Retorno à Lagoa Mangueira – Parte II
Bagé – SVP (26.09 a 02.10.2016)
26.09.2016 – Parti de Bagé, às 09h00, e, às 12h00, cheguei à Estação Ecológica do Taim onde, novamente, contatei o amigo Henrique Horn Ilha, chefe da Estação Ecológica (ESEC). Cheguei ao Parque Eólico de SVP, por volta das 13h00, e graças aos Engenheiros Leandro e Sá da Redram e ao amigo Mauro do Grupo Jet de SVP fiquei confortavelmente alojado no apartamento número 1, junto à Bomba 14.
27.09.2016 – Cheguei ao Farol do Albardão, depois de atravessar a Mangueira remando 11,5 km e marchando 5,8 km pelas dunas. O retorno ao acampamento decorreu sem qualquer óbice.
28.09.2016 ‒ Parti às 06h50, enfrentando suaves ventos de proa. Fiz uma parada de 30 minutos, na Bomba 20, onde encontrei o amigo Delmar.
Por volta das 13h00, uma doce calmaria prenunciava uma breve mudança na origem dos ventos. Cheguei ao Sul da Reserva do Taim, às 14h30, depois de remar 50 km, mantendo uma média de 7,1 km/h. O local em que eu previra acampar estava totalmente alagado. Durante meia hora, fiz uma sondagem nas redondezas até decidir acampar em um terreno onde diversas as aves perambulam e usavam como latrina, o cheiro era insuportável mas que remédio – era o único local seco. Eu tentara acessar, inutilmente, a margem Oriental, onde a vegetação aquática (espadana) era muito densa. Pretendo regressar amanhã, enfrentando ventos de proa de 22 km/h, segundo a previsão, para a Bomba 14, se Deus quiser e a carcaça permitir. Caso a coisa complique acamparei na Bomba 20.
29.09.2016 – O vento, conforme eu previra, rodou a partir da tarde anterior do quadrante Norte para o quadrante Sul, mais exatamente SSE – conhecido como o “Carpinteiro da Costa”. Parti, às 06h30, enfrentando ventos de 20 a 30 km/h e ondas de 1,20 m com “Três Marias” de quase 2 m. Fiz apenas duas paradas de 20 min cada. Na primeira constatei um problema no suporte do leme e tentei, emergencialmente, corrigi-lo com um extensor.
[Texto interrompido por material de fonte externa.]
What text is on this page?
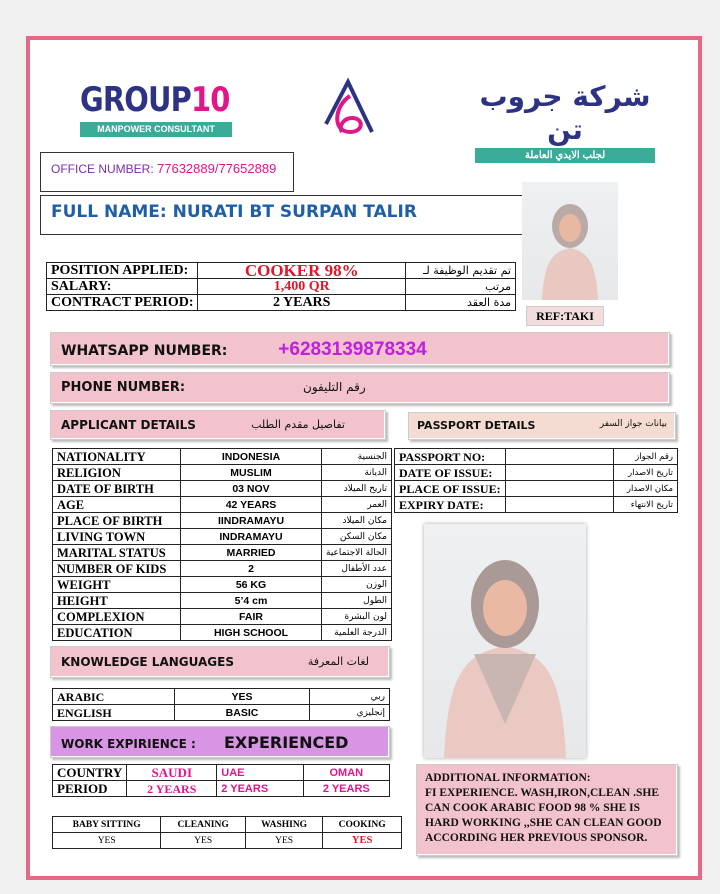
GROUP10
MANPOWER CONSULTANT
شركة جروب تن
لجلب الايدي العاملة
OFFICE NUMBER: 77632889/77652889
FULL NAME: NURATI BT SURPAN TALIR
REF:TAKI
POSITION APPLIED:	COOKER 98%	تم تقديم الوظيفة لـ
SALARY:	1,400 QR	مرتب
CONTRACT PERIOD:	2 YEARS	مدة العقد
WHATSAPP NUMBER:	+6283139878334
PHONE NUMBER:	رقم التليفون
APPLICANT DETAILS	تفاصيل مقدم الطلب	PASSPORT DETAILS	بيانات جواز السفر
NATIONALITY	INDONESIA	الجنسية
RELIGION	MUSLIM	الديانة
DATE OF BIRTH	03 NOV	تاريخ الميلاد
AGE	42 YEARS	العمر
PLACE OF BIRTH	IINDRAMAYU	مكان الميلاد
LIVING TOWN	INDRAMAYU	مكان السكن
MARITAL STATUS	MARRIED	الحالة الاجتماعية
NUMBER OF KIDS	2	عدد الأطفال
WEIGHT	56 KG	الوزن
HEIGHT	5’4 cm	الطول
COMPLEXION	FAIR	لون البشرة
EDUCATION	HIGH SCHOOL	الدرجة العلمية
PASSPORT NO:		رقم الجواز
DATE OF ISSUE:		تاريخ الاصدار
PLACE OF ISSUE:		مكان الاصدار
EXPIRY DATE:		تاريخ الانتهاء
KNOWLEDGE LANGUAGES	لغات المعرفة
ARABIC	YES	ربي
ENGLISH	BASIC	إنجليزي
WORK EXPIRIENCE : EXPERIENCED
COUNTRY	SAUDI	UAE	OMAN
PERIOD	2 YEARS	2 YEARS	2 YEARS
BABY SITTING	CLEANING	WASHING	COOKING
YES	YES	YES	YES
ADDITIONAL INFORMATION:
FI EXPERIENCE. WASH,IRON,CLEAN .SHE CAN COOK ARABIC FOOD 98 % SHE IS HARD WORKING ,,SHE CAN CLEAN GOOD ACCORDING HER PREVIOUS SPONSOR.
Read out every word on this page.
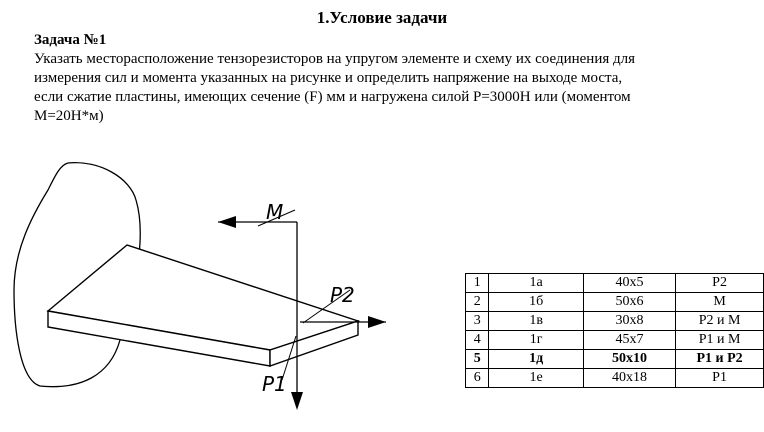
1.Условие задачи
Задача №1
Указать месторасположение тензорезисторов на упругом элементе и схему их соединения для
измерения сил и момента указанных на рисунке и определить напряжение на выходе моста,
если сжатие пластины, имеющих сечение (F) мм и нагружена силой Р=3000Н или (моментом
М=20Н*м)
M
P2
P1
1	1а	40x5	P2
2	1б	50x6	M
3	1в	30x8	P2 и M
4	1г	45x7	P1 и M
5	1д	50x10	P1 и P2
6	1е	40x18	P1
Na segunda parada (Bomba 20), troquei o suporte do leme avariado pelo reserva. O Sr. Delmar sugeriu, em virtude do avançado da hora e das condições adversas da Lagoa, que eu pernoitasse na casa do seu caseiro. Agradeci a oferta e parti, às 15h00, para o último lance, de 12 km até o acampamento na Bomba 14. Levei 03h20 (3,6 km\h) para percorrer o trecho de apenas 12 km.
O cansaço, a musculatura dorida e mãos em petição de miséria, em consequência da falta de treino, tentavam minar, sem sucesso, minha férrea determinação de cumprir o objetivo.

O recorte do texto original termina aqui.